Soma Daiki, Sakata Jun, Ando Takuya, Yuza Kizuki, Ishikawa Hirosuke, Ohashi Taku, Takizawa Kazuyasu, Takano Kabuto, Kobayashi Takashi, Ichikawa Hiroshi, Hanyu Takaaki, Nagahashi Masayuki, Shimada Yoshifumi, Kameyama Hitoshi, Wakai Toshifumi
Division of Digestive and General Surgery, Niigata University Graduate School of Medical and Dental Sciences.
Gan To Kagaku Ryoho. 2017 Nov;44(12):1565-1567.
Lymph node metastasis has a poor prognosis in patients with hepatocellular carcinoma(HCC). We report a case of HCC with lymph node metastasis successfully treated by multidisciplinary treatment. An 81-year-old woman who was followed up for liver cirrhosis received a diagnosis of HCC, which was detected by CT as a solitary tumor 20mm in diameter in the couinaud segment 7 of the liver. She underwent transcatheter arterial chemoembolization(TACE)twice for HCC because of her advanced age and no intention to undergo hepatectomy. Some 12 months later, local recurrence was managed by repeat TACE and paraaortic lymph node metastasis by surgical resection. The patient received radiotherapy for mediastinal nodal disease 6 months after the resection. She remains alive and well without no evidence of disease 84 months after the initial treatment. This case and a review of the literature suggest that multidisciplinary treatment with TACE, surgical resection and radiotherapy may provide a survival benefit for selected patients with HCC with isolated lymph node metastasis.

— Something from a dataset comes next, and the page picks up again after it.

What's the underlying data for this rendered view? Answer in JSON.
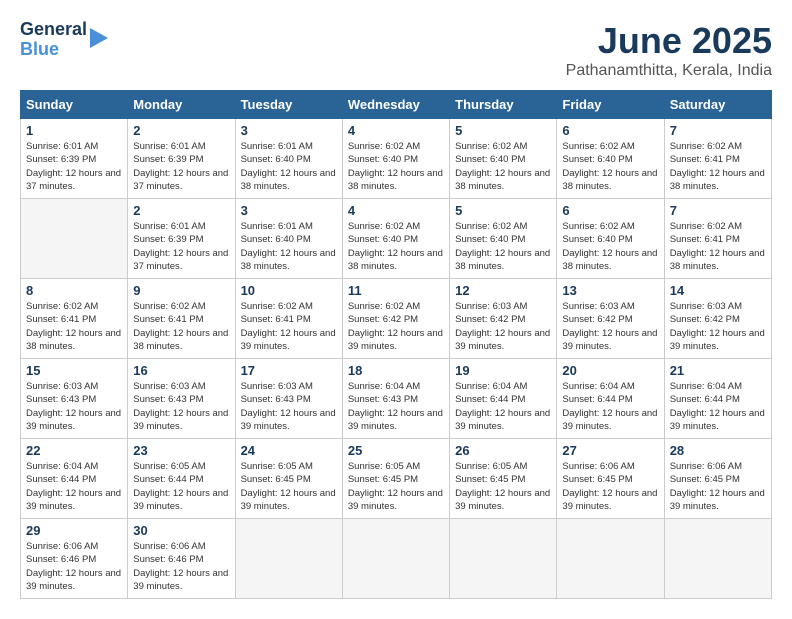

淋巴结转移在肝细胞癌(HCC)患者中预后较差。我们报告一例通过多学科治疗成功治疗的伴有淋巴结转移的HCC病例。一名因肝硬化接受随访的81岁女性被诊断为HCC,CT检查发现肝脏Couinaud 7段有一个直径20mm的孤立肿瘤。由于她年龄较大且无意接受肝切除术,因此因HCC接受了两次经动脉化疗栓塞术(TACE)。大约12个月后,通过重复TACE处理局部复发,并通过手术切除处理主动脉旁淋巴结转移。患者在切除术后6个月接受了纵隔淋巴结疾病的放疗。初始治疗84个月后,她仍然存活且状况良好,无疾病证据。该病例及文献综述表明,TACE、手术切除和放疗的多学科治疗可能为选定的孤立性淋巴结转移的HCC患者提供生存益处。